Put bluntly, Georgio feels good when people step on him. Literally. Since he, as an otherwise well-behaved social being, needs help to realize his feelings, he’s a regular at some bars around New York City, where he wraps himself with his favorite rug and lays down below the counter. You’re welcome to put your feet on him, who’ll stay there quiet and still, enjoying other people’s conversations.
MI YING IS TU YANG
But before you climb up on your high mule and feel yourself all warm inside, because you can live without such a demanding set up to be a perfectly functioning member of society, let’s just say that Georgio may be eccentric but he’s no fool: as a matter of fact, he’s a professional ‘carpet person,’ or however they call such activity, and charges a fee to do, we assume, weddings and Mitzvahs.
It seems too that such a way to make a living is currently booming: there’s at least another individual that puts up similar stunts who calls himself Kevin Carpet.

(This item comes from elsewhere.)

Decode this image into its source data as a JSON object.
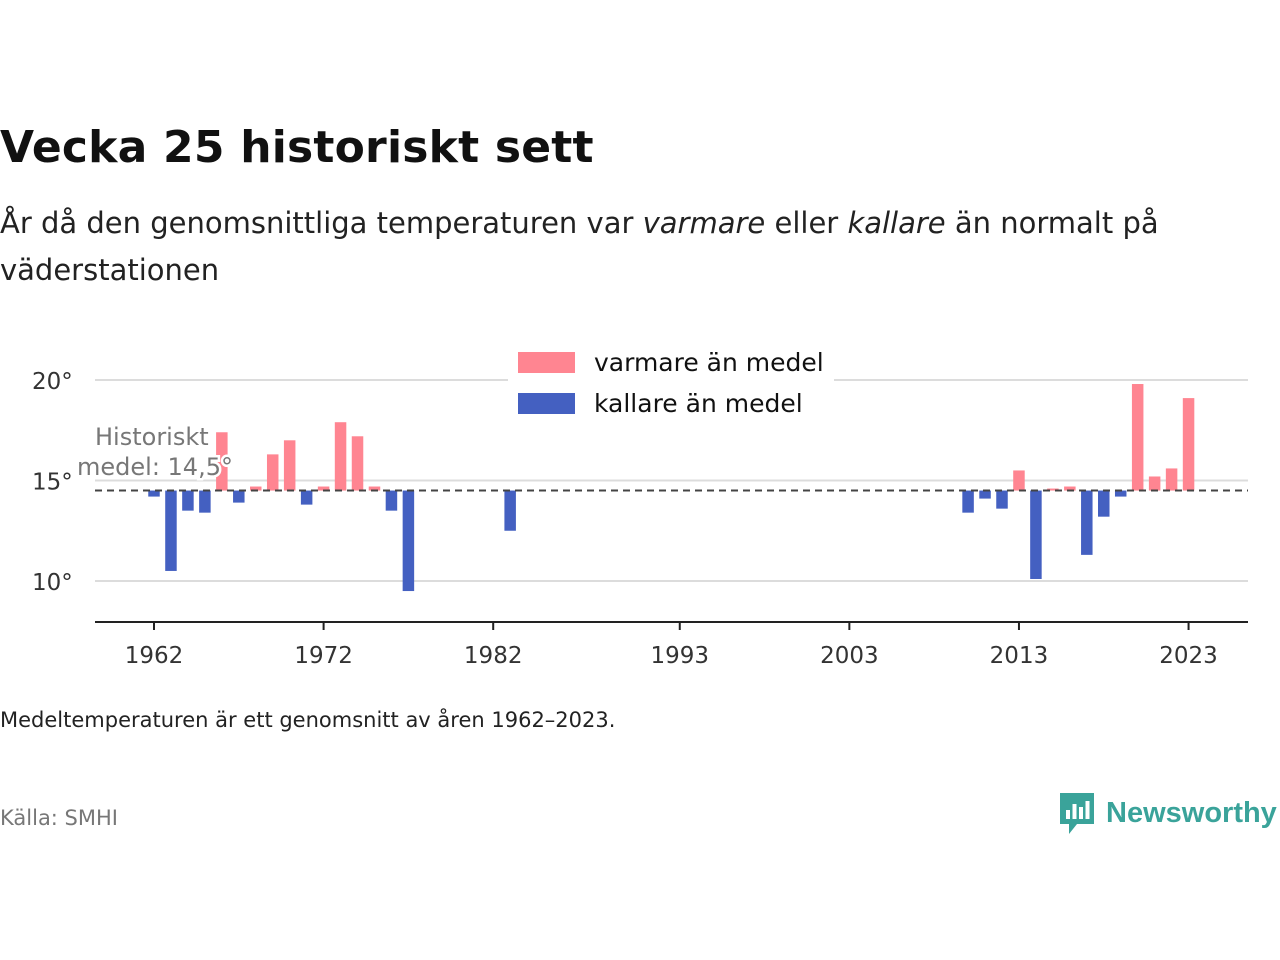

We don’t know about Kevin, but Giorgio does it for love, not money, and started enjoying ‘weights’ being placed on top of him from an early age. These days, his cats fittingly are all too happy to lie down on him at home.
The city’s fetish-loving crowd is a constant caller of his ‘services’ too as it’s typical of the psychological conditions mentioned above, as it is in life, that opposites attract: so if you want to give, someone may be willing to receive and vice versa. We’re sadly plain vanilla on this department, so we can’t give it a spin, nor it needs it, or allow you or anyone else to kick it. That’s just it.

LAUGH AIN’T NO JOKE
It’s also said of life that it gives the juiciest bones to those without teeth, or they’re just crying babies, because the neighbor’s grass is astroturf. In the case of Dutchman Huug Bosse, life gave him a funny way of spending his days, and we don’t say funny the same way comedians work so hard to give the word its meaning. It’s been going on since 2010 and there’s seem to be no way to help the man.
Huug’s been laughing uncontrollably for the past few years, and if there was something hilarious about it, it’s been gone for good now. He could as well have hiccups for endless years, or shaking like some great people we know, due to a brain condition. But even if his is a similar malaise, he got it from a completely unexpected event of his life: a hip surgery.
Watching the guy being interviewed, it’s clear that he’s a nice chap overall and doesn’t seem to mind laughing on his own. His wife, though, shows that kind of strain of someone who’d rather be talking about something else, and we don’t even know whether she’d discuss serious matters with him, lest him make it a complete mess out of the conversation.
It quickly becomes apparent, though, that the condition now does have cerebral implications. To the sound of the Netherlands’ National Anthem, Huug stands and becomes almost mournful, and it doesn’t seem to have anything to do with patriotism. Anyone can see that for this man, to whom spontaneous laughter is no longer an option, there’s a longing within, to perhaps one day be taken seriously again.